2010年11月26日金曜日

さようならマリオ~ヌエボ・フラメンコの父逝く


“ヌエボ・フラメンコ”の生みの親マリオ・パチェコが、本日11月26日マドリードにて、長年の闘病生活の末亡くなりました。

マリオ・パチェコは1950年マドリードに生まれ、82年に設立したレコードレーベル『ヌエボス・メディオス』を通し、フラメンコとジャズのジャンルで、スペインの音楽業界に大きな軌跡を残しました。

フラメンコでは、彼が提唱した“ヌエボ・フラメンコ”によって、ケタマ、ホセ・エル・フランセス、ライ・エレディアなど、その代表となるアーティストが生まれ、また、トマティート、ディエゴ・カラスコ、ポティート、ぺぺ・アビチュエラ、ホルへ・パルド、ディエゴ・アマドールなど、数多くのアーティストが彼の元で作品を発表しました。本物の何かを見つけ、それを人々に与えることのできる数少ないプロデューサーの一人でした。

マリオは写真家としても活躍しており、CDのカバー写真など、数多くの作品を残しています。中でも有名なのは、カマロンのCD『ラ・レジェンダ・デル・テイエンポ』のカバーなど。スペインのインディー・レーベル団体のディレクターも勤めていました。
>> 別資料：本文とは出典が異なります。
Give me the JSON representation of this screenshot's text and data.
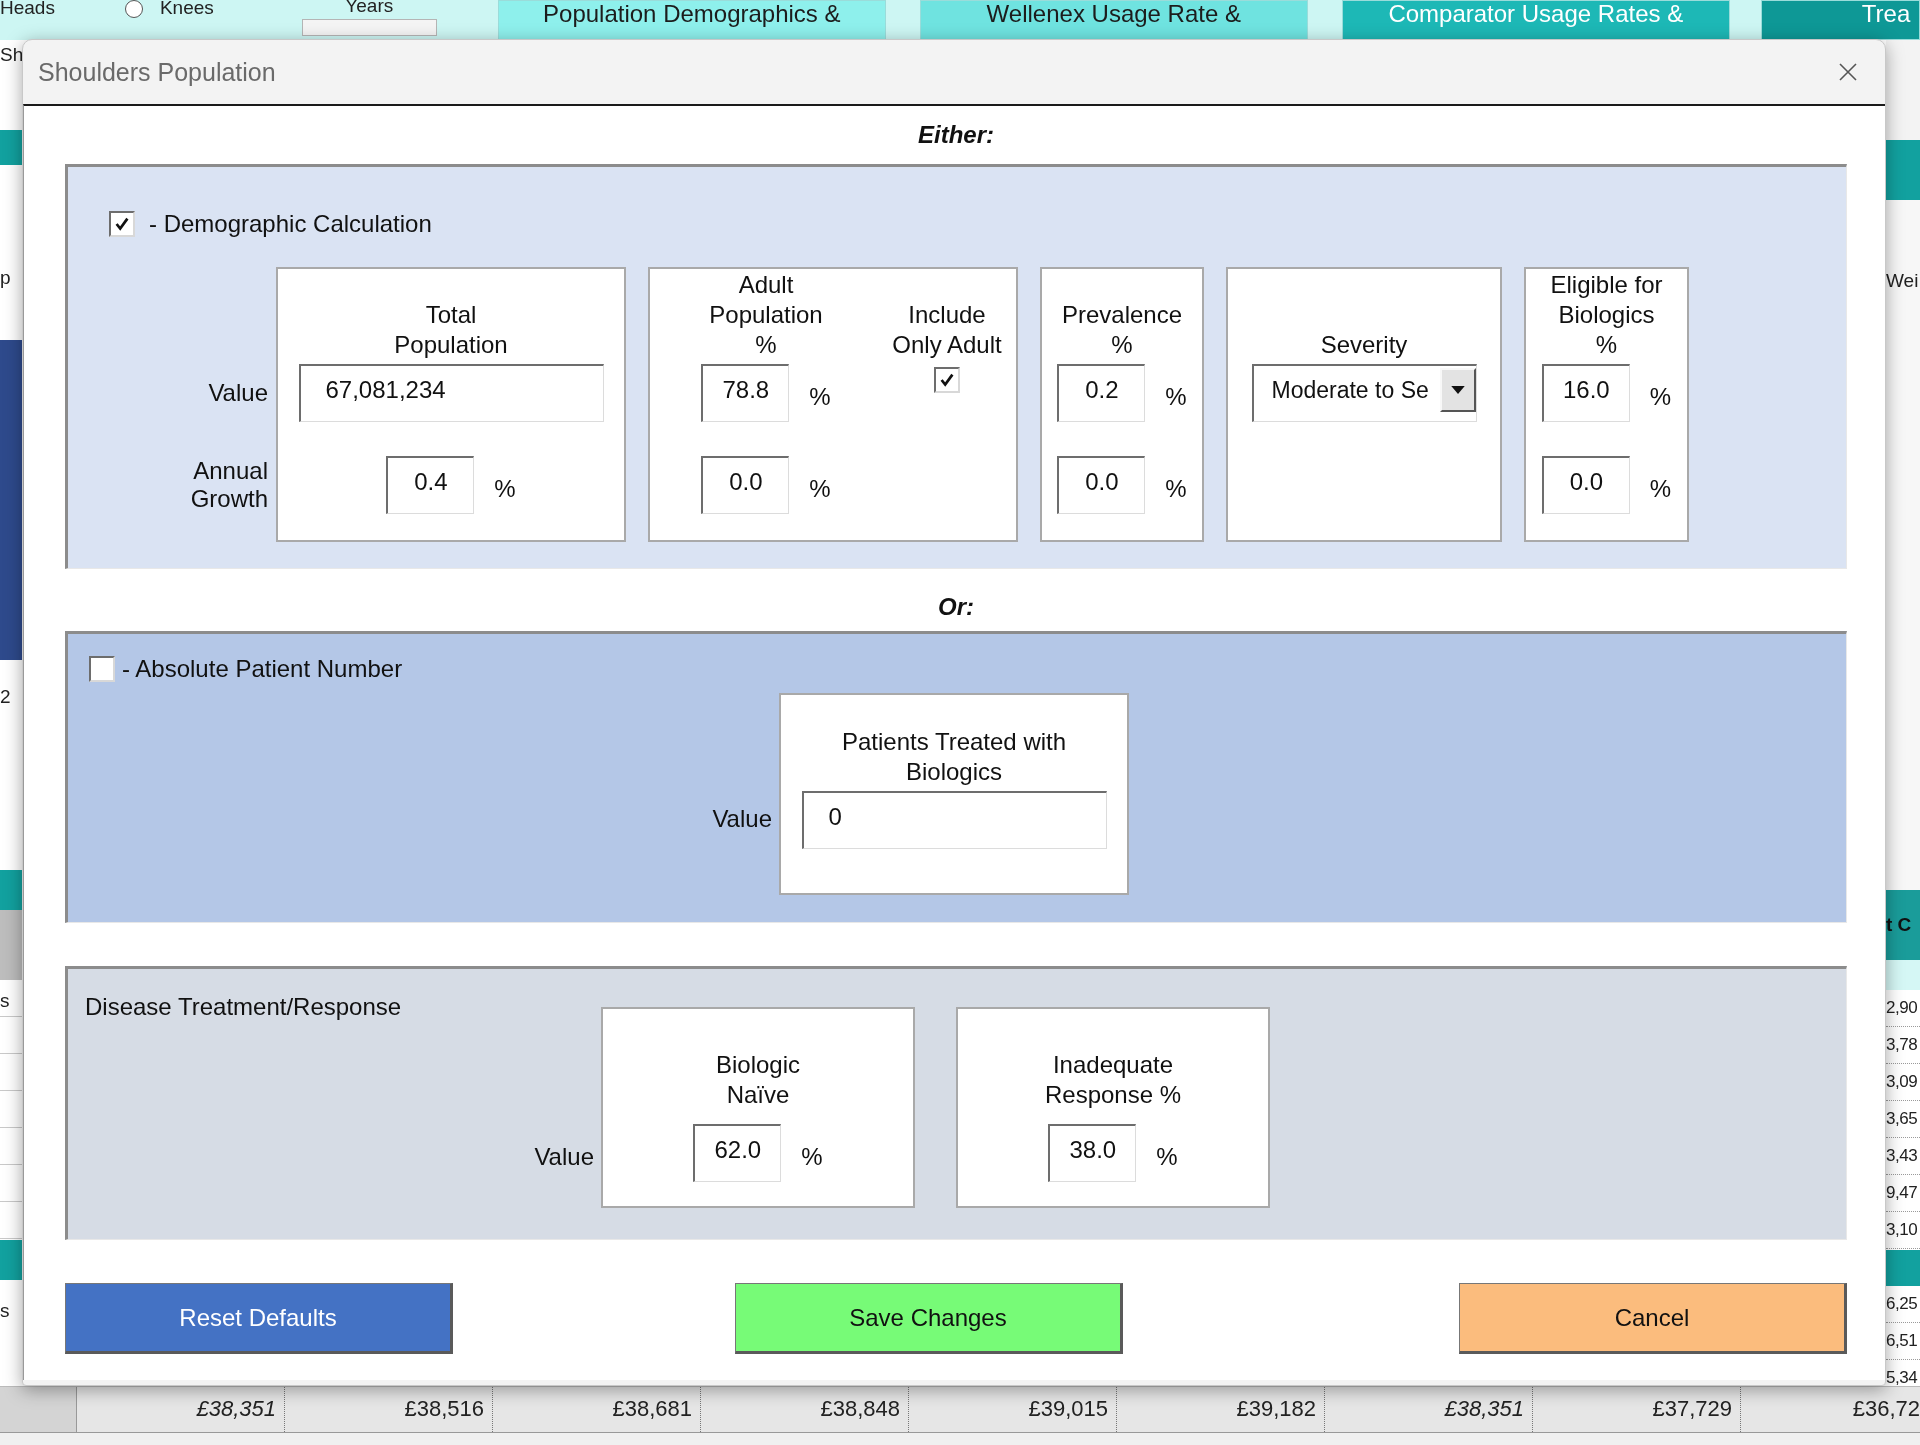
{
  "ribbon": {
    "items": [
      {
        "kind": "text",
        "text": "Heads"
      },
      {
        "kind": "radio",
        "text": "Knees",
        "selected": false
      },
      {
        "kind": "field",
        "text": "Years"
      }
    ],
    "tabs": [
      {
        "label": "Population Demographics &",
        "color": "#8ef0ec"
      },
      {
        "label": "Wellenex Usage Rate &",
        "color": "#6fe3e0"
      },
      {
        "label": "Comparator Usage Rates &",
        "color": "#1db8b6"
      },
      {
        "label": "Trea",
        "color": "#0e9896"
      }
    ]
  },
  "left_edge": [
    "Sh",
    "p",
    "2",
    "s",
    "s"
  ],
  "right_edge": {
    "label": "Wei",
    "header": "t C",
    "values": [
      "2,90",
      "3,78",
      "3,09",
      "3,65",
      "3,43",
      "9,47",
      "3,10"
    ],
    "values_lower": [
      "6,25",
      "6,51",
      "5,34"
    ]
  },
  "bottom_row": [
    {
      "text": "£38,351",
      "italic": true
    },
    {
      "text": "£38,516",
      "italic": false
    },
    {
      "text": "£38,681",
      "italic": false
    },
    {
      "text": "£38,848",
      "italic": false
    },
    {
      "text": "£39,015",
      "italic": false
    },
    {
      "text": "£39,182",
      "italic": false
    },
    {
      "text": "£38,351",
      "italic": true
    },
    {
      "text": "£37,729",
      "italic": false
    },
    {
      "text": "£36,72",
      "italic": false
    }
  ],
  "dialog": {
    "title": "Shoulders Population",
    "either_label": "Either:",
    "demographic": {
      "checked": true,
      "label": "- Demographic Calculation",
      "value_label": "Value",
      "growth_label": "Annual\nGrowth",
      "columns": [
        {
          "kind": "total",
          "title": "Total\nPopulation",
          "value": "67,081,234",
          "growth": "0.4",
          "growth_unit": "%"
        },
        {
          "kind": "percent",
          "title": "Adult\nPopulation\n%",
          "value": "78.8",
          "value_unit": "%",
          "growth": "0.0",
          "growth_unit": "%",
          "option": {
            "title": "Include\nOnly Adult",
            "checked": true
          }
        },
        {
          "kind": "percent",
          "title": "Prevalence\n%",
          "value": "0.2",
          "value_unit": "%",
          "growth": "0.0",
          "growth_unit": "%"
        },
        {
          "kind": "dropdown",
          "title": "Severity",
          "value": "Moderate to Se"
        },
        {
          "kind": "percent",
          "title": "Eligible for\nBiologics\n%",
          "value": "16.0",
          "value_unit": "%",
          "growth": "0.0",
          "growth_unit": "%"
        }
      ]
    },
    "or_label": "Or:",
    "absolute": {
      "checked": false,
      "label": "- Absolute Patient Number",
      "box_title": "Patients Treated with\nBiologics",
      "value_label": "Value",
      "value": "0"
    },
    "treatment": {
      "title": "Disease Treatment/Response",
      "value_label": "Value",
      "columns": [
        {
          "title": "Biologic\nNaïve",
          "value": "62.0",
          "unit": "%"
        },
        {
          "title": "Inadequate\nResponse %",
          "value": "38.0",
          "unit": "%"
        }
      ]
    },
    "buttons": [
      {
        "label": "Reset Defaults",
        "color": "#4472c4"
      },
      {
        "label": "Save Changes",
        "color": "#77fb77"
      },
      {
        "label": "Cancel",
        "color": "#fbbc7d"
      }
    ]
  }
}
私は個人的なお付き合いはありませんでしたが、見かければ必ず挨拶をしてくれる気持ちの良い人で、マリオはフラメンコ界の、今では残り少なくなった昔ながらの“顔”の一人でした。

数年前、マリオから直接頂いたホセ・エル・フランセスのCDライナーの仕事は、とても思い出深いものの一つです。一生懸命CDを聴いて、あれこれ書き直して提出して、マリオに「これは君にしか書けない文章だね」といって喜んでいただいたときは本当に嬉しかったです。

一週間ほど前、私の夫がたまたま仕事の用事で彼の携帯に電話をしました。彼と話すのは半年振りぐらいだったのですが、その声の弱弱しさがとても気になりました。私たちは病状のことは、何も知らなかったのです。そして彼も何も言わず、いつもの通りのきちんとした対応でした。今週に入ってヌエボス・メディオスの別の担当者と話をしたら、マリオが電話に出たことをとても驚いていて、そこから、彼の深刻な病状が初めて読み取れました。そしてそれが、私たちのマリオとの最後の会話となってしまいました。

忘年60歳。上品な物腰。金髪に青い目。いたずらっ子のような笑顔。安らかに。